Hay viudas jóvenes y viudas ya mayores, que son las más; hay viudas ricas y viudas pobres, que también son mayoritarias. Si amaban a su marido, le añoran amargamente, pertenezcan a cualquiera de los grupos mencionados; si además se hunden en la pobreza material, entonces le lloran por doble motivo.
La injusticia que el Estado perpetra con las pensiones de las viudas persiste desde hace años. Da igual que gobierne un partido u otro, que en el ejecutivo exista un elevado porcentaje de mujeres o no. Se supone que las ministras deberían mostrarse más sensibles a la situación de sus congéneres cuando se quedan solas y sin ingresos propios, pero no ha sido así. Que de pronto deban subsistir con el 50% de la pensión que percibía su esposo deja indiferentes a quienes gobiernan, con independencia de su sexo, seguros como están de que jamás tendrán que afrontar semejante percance.

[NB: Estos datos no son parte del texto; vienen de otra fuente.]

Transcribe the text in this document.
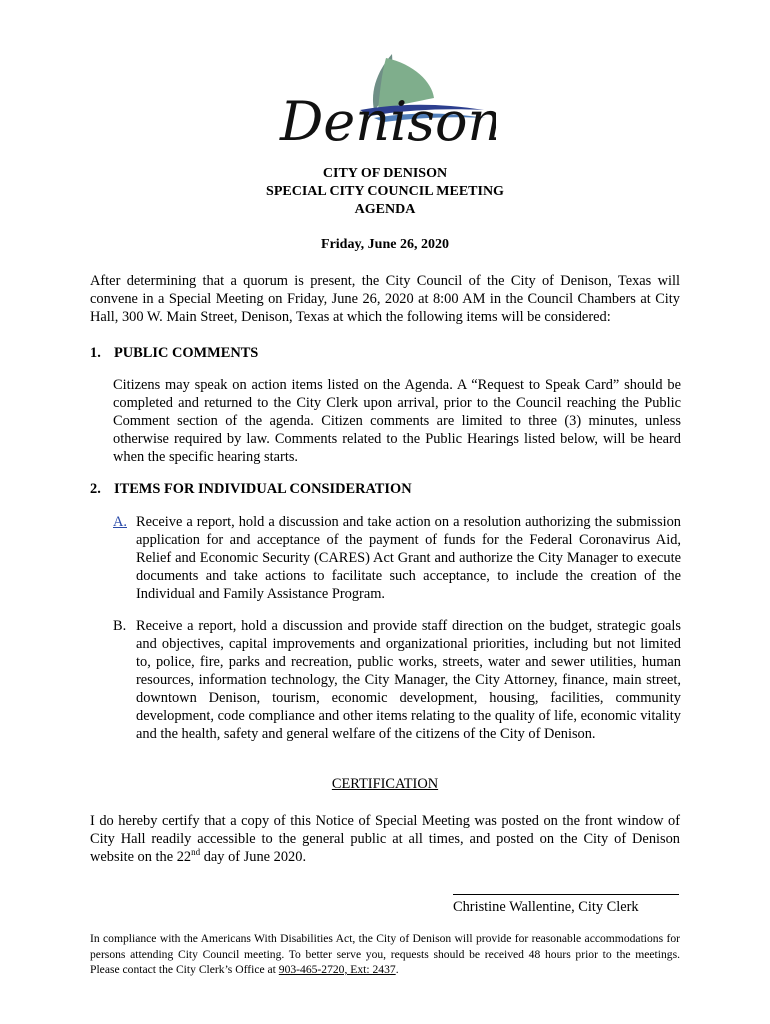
Denison
CITY OF DENISON
SPECIAL CITY COUNCIL MEETING
AGENDA
Friday, June 26, 2020
After determining that a quorum is present, the City Council of the City of Denison, Texas will convene in a Special Meeting on Friday, June 26, 2020 at 8:00 AM in the Council Chambers at City Hall, 300 W. Main Street, Denison, Texas at which the following items will be considered:
1. PUBLIC COMMENTS
Citizens may speak on action items listed on the Agenda. A “Request to Speak Card” should be completed and returned to the City Clerk upon arrival, prior to the Council reaching the Public Comment section of the agenda. Citizen comments are limited to three (3) minutes, unless otherwise required by law. Comments related to the Public Hearings listed below, will be heard when the specific hearing starts.
2. ITEMS FOR INDIVIDUAL CONSIDERATION
A. Receive a report, hold a discussion and take action on a resolution authorizing the submission application for and acceptance of the payment of funds for the Federal Coronavirus Aid, Relief and Economic Security (CARES) Act Grant and authorize the City Manager to execute documents and take actions to facilitate such acceptance, to include the creation of the Individual and Family Assistance Program.
B. Receive a report, hold a discussion and provide staff direction on the budget, strategic goals and objectives, capital improvements and organizational priorities, including but not limited to, police, fire, parks and recreation, public works, streets, water and sewer utilities, human resources, information technology, the City Manager, the City Attorney, finance, main street, downtown Denison, tourism, economic development, housing, facilities, community development, code compliance and other items relating to the quality of life, economic vitality and the health, safety and general welfare of the citizens of the City of Denison.
CERTIFICATION
I do hereby certify that a copy of this Notice of Special Meeting was posted on the front window of City Hall readily accessible to the general public at all times, and posted on the City of Denison website on the 22nd day of June 2020.
Christine Wallentine, City Clerk
In compliance with the Americans With Disabilities Act, the City of Denison will provide for reasonable accommodations for persons attending City Council meeting. To better serve you, requests should be received 48 hours prior to the meetings. Please contact the City Clerk’s Office at 903-465-2720, Ext: 2437.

Han transcurrido siete años desde que el Congreso de los Diputados recibió un legajo con 750.000 firmas reclamando que la asignación para las viudas tuviera en cuenta algo tan elemental como que, además de alimentarse y vestirse - lo cual puede representar ciertamente la mitad del dispendio que tenían en vida del esposo- han de continuar pagando el alquiler o los gastos de la comunidad de vecinos, la electricidad, el gas, el agua, el teléfono... Todo ello es tan obvio, que incluso provoca vergüenza ajena el consignarlo. No obstante, las firmas entregadas han caído en saco roto, de tal manera que las viudas continúan conformando el principal núcleo de pobreza en un país que se jacta de alto crecimiento económico.

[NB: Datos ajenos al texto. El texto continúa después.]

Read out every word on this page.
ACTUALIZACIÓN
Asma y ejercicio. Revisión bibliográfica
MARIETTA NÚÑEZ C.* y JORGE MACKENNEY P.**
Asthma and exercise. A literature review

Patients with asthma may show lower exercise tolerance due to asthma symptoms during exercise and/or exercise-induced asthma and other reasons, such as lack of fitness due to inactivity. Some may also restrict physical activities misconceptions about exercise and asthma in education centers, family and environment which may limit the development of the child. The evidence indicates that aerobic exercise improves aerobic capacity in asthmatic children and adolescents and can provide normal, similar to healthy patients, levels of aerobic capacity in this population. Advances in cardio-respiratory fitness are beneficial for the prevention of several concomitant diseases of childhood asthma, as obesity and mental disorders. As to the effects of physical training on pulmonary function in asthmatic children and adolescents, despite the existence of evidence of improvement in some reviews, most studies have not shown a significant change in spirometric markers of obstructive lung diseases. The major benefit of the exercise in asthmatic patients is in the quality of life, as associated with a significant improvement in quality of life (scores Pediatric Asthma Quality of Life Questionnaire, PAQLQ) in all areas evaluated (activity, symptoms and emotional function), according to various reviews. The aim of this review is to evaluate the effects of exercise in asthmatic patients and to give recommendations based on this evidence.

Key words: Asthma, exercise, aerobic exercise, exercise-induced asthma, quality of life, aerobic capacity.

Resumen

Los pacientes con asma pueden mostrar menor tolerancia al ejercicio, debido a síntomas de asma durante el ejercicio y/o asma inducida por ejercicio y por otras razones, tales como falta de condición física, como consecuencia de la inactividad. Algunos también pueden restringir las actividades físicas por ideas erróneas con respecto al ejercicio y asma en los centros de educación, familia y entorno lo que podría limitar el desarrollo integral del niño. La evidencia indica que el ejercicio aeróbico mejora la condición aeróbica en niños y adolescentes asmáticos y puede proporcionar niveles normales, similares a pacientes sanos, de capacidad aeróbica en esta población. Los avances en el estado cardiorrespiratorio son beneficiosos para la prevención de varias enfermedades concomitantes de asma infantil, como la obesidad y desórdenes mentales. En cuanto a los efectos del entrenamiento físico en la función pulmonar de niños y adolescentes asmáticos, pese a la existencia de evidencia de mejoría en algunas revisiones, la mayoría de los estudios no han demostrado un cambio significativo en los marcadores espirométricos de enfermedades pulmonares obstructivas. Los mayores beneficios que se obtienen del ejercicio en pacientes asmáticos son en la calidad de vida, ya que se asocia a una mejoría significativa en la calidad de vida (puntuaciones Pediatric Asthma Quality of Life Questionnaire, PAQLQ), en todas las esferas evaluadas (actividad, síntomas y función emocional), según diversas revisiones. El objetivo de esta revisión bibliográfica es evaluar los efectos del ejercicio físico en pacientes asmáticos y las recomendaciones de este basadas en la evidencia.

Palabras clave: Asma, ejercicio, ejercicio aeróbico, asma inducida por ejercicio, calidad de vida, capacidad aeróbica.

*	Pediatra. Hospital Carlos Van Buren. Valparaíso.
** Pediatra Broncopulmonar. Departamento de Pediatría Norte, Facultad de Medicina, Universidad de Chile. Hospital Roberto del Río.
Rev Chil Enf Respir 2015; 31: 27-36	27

Cabe preguntarse por qué se hace oídos sordos y se sigue oprimiendo impunemente a un colectivo tan amplio. La gama de respuestas puede abarcar un arco que empiece por considerar que no sólo no constituyen un grupo de presión importante, sino que son un grupo que se extinguirá por ley natural. Así será por cuanto, mientras unas vayan muriendo, cada vez habrá más mujeres que, por fortuna, contarán con un sueldo y más tarde dispondrán de su propia pensión.
Ahora bien, ¿qué ocurre entretanto con las mujeres que han contribuido a la actividad económica trabajando en el hogar, motivo por el cual no han cotizado a la Seguridad Social? Ocurre que sufren la ingratitud del sistema en general y de la clase política en particular, viéndose compelidas a la carencia económica hasta el final de sus días. No es ésta la circunstancia de los hombres, tradicionales aportadores de los ingresos y cotizantes de la Seguridad Social. Y cabe conjeturar que, en el caso hipotético de que configuraran un gran colectivo de viudos a los que se recortara de forma drástica la pensión de su mujer, el Estado no se atrevería a discriminarlos tan ostensiblemente. Es evidente que las mujeres han sido educadas en la sumisión durante largo tiempo, y las viudas ancianas, en grado superlativo.

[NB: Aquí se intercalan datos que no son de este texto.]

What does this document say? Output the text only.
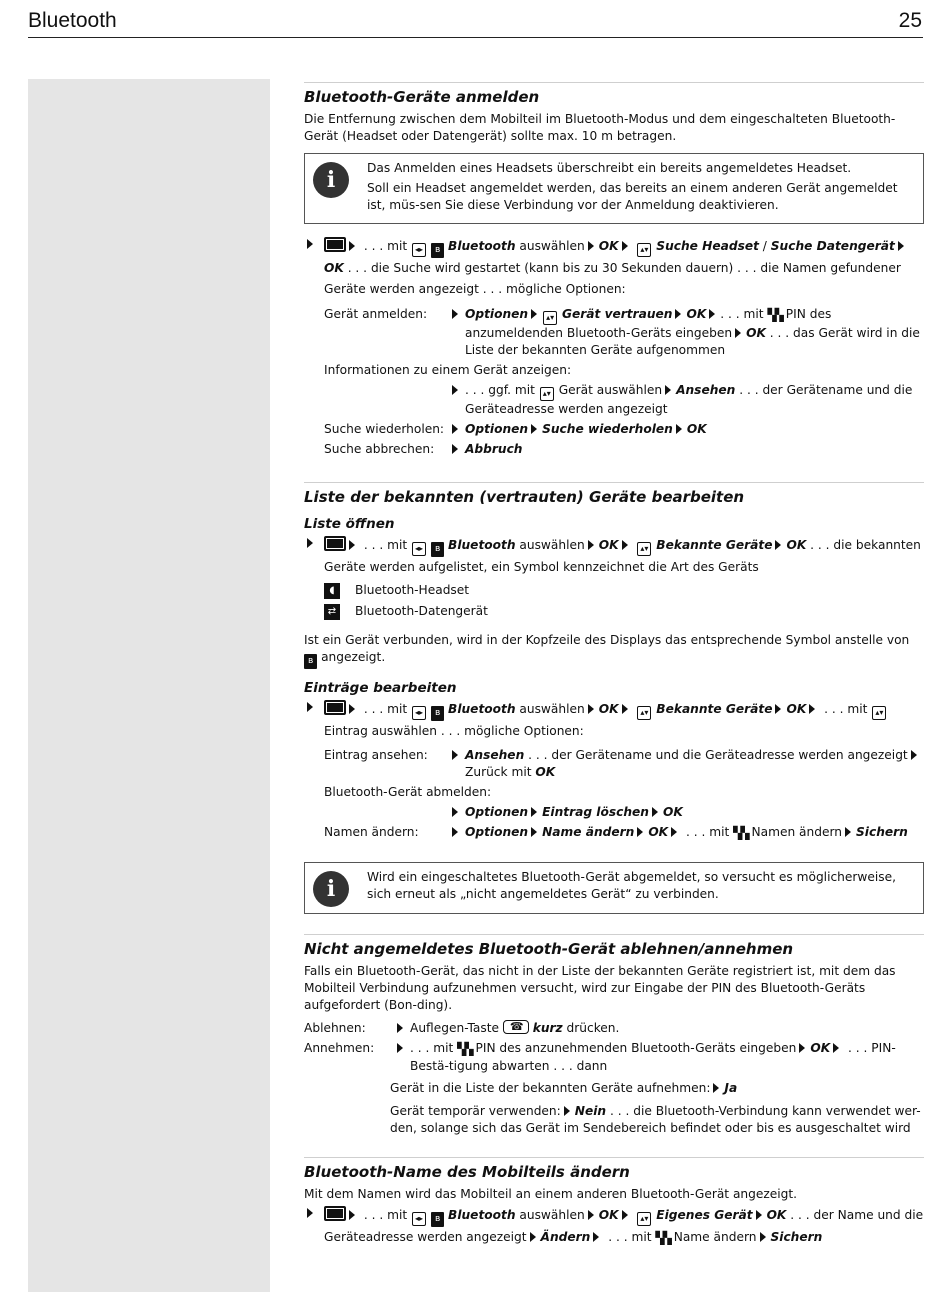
Bluetooth	25
Bluetooth-Geräte anmelden

Die Entfernung zwischen dem Mobilteil im Bluetooth-Modus und dem eingeschalteten Bluetooth-Gerät (Headset oder Datengerät) sollte max. 10 m betragen.

i	Das Anmelden eines Headsets überschreibt ein bereits angemeldetes Headset.

Soll ein Headset angemeldet werden, das bereits an einem anderen Gerät angemeldet ist, müs-sen Sie diese Verbindung vor der Anmeldung deaktivieren.

. . . mit ◂▸ ʙ Bluetooth auswählen OK	▴▾ Suche Headset / Suche DatengerätOK . . . die Suche wird gestartet (kann bis zu 30 Sekunden dauern) . . . die Namen gefundener Geräte werden angezeigt . . . mögliche Optionen:
Gerät anmelden:	Optionen ▴▾ Gerät vertrauen OK . . . mit ▚▚ PIN des anzumeldenden Bluetooth-Geräts eingeben OK . . . das Gerät wird in die Liste der bekannten Geräte aufgenommen
Informationen zu einem Gerät anzeigen:
. . . ggf. mit ▴▾ Gerät auswählen Ansehen . . . der Gerätename und die Geräteadresse werden angezeigt
Suche wiederholen:	Optionen Suche wiederholen OK
Suche abbrechen:	Abbruch
Liste der bekannten (vertrauten) Geräte bearbeiten
Liste öffnen
. . . mit ◂▸ ʙ Bluetooth auswählen OK	▴▾ Bekannte Geräte OK . . . die bekannten Geräte werden aufgelistet, ein Symbol kennzeichnet die Art des Geräts
◖	Bluetooth-Headset
⇄	Bluetooth-Datengerät

Ist ein Gerät verbunden, wird in der Kopfzeile des Displays das entsprechende Symbol anstelle von ʙ angezeigt.

Einträge bearbeiten
. . . mit ◂▸ ʙ Bluetooth auswählen OK	▴▾ Bekannte Geräte OK . . . mit ▴▾ Eintrag auswählen . . . mögliche Optionen:
Eintrag ansehen:	Ansehen . . . der Gerätename und die Geräteadresse werden angezeigt Zurück mit OK
Bluetooth-Gerät abmelden:
Optionen Eintrag löschen OK
Namen ändern:	Optionen Name ändern OK . . . mit ▚▚ Namen ändern Sichern
i	Wird ein eingeschaltetes Bluetooth-Gerät abgemeldet, so versucht es möglicherweise, sich erneut als „nicht angemeldetes Gerät“ zu verbinden.

Nicht angemeldetes Bluetooth-Gerät ablehnen/annehmen

Falls ein Bluetooth-Gerät, das nicht in der Liste der bekannten Geräte registriert ist, mit dem das Mobilteil Verbindung aufzunehmen versucht, wird zur Eingabe der PIN des Bluetooth-Geräts aufgefordert (Bon-ding).

Ablehnen:	Auflegen-Taste ☎	kurz drücken.
Annehmen:	. . . mit ▚▚ PIN des anzunehmenden Bluetooth-Geräts eingeben OK . . . PIN-Bestä-tigung abwarten . . . dann
Gerät in die Liste der bekannten Geräte aufnehmen: Ja
Gerät temporär verwenden: Nein . . . die Bluetooth-Verbindung kann verwendet wer-den, solange sich das Gerät im Sendebereich befindet oder bis es ausgeschaltet wird
Bluetooth-Name des Mobilteils ändern

Mit dem Namen wird das Mobilteil an einem anderen Bluetooth-Gerät angezeigt.

. . . mit ◂▸ ʙ Bluetooth auswählen OK	▴▾ Eigenes Gerät OK . . . der Name und die Geräteadresse werden angezeigt Ändern . . . mit ▚▚ Name ändern Sichern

Pero ahora vivimos en una democracia, donde se supone que las reglas de convivencia deben ser justas, dictadas por la ley con independencia de la posición particular de cada cual. Ni la esfera social, ni la ideología, ni el sexo de quienes gobiernan, ni las campañas electorales deben determinar las medidas que tomar para que la distribución de la riqueza sea ecuánime. Existe un conjunto de mujeres, en concreto una de cada tres viudas, que además de sobrellevar la ausencia del marido han de hacerlo en la penuria. Hora es de enmendar definitivamente tan vergonzoso agravio.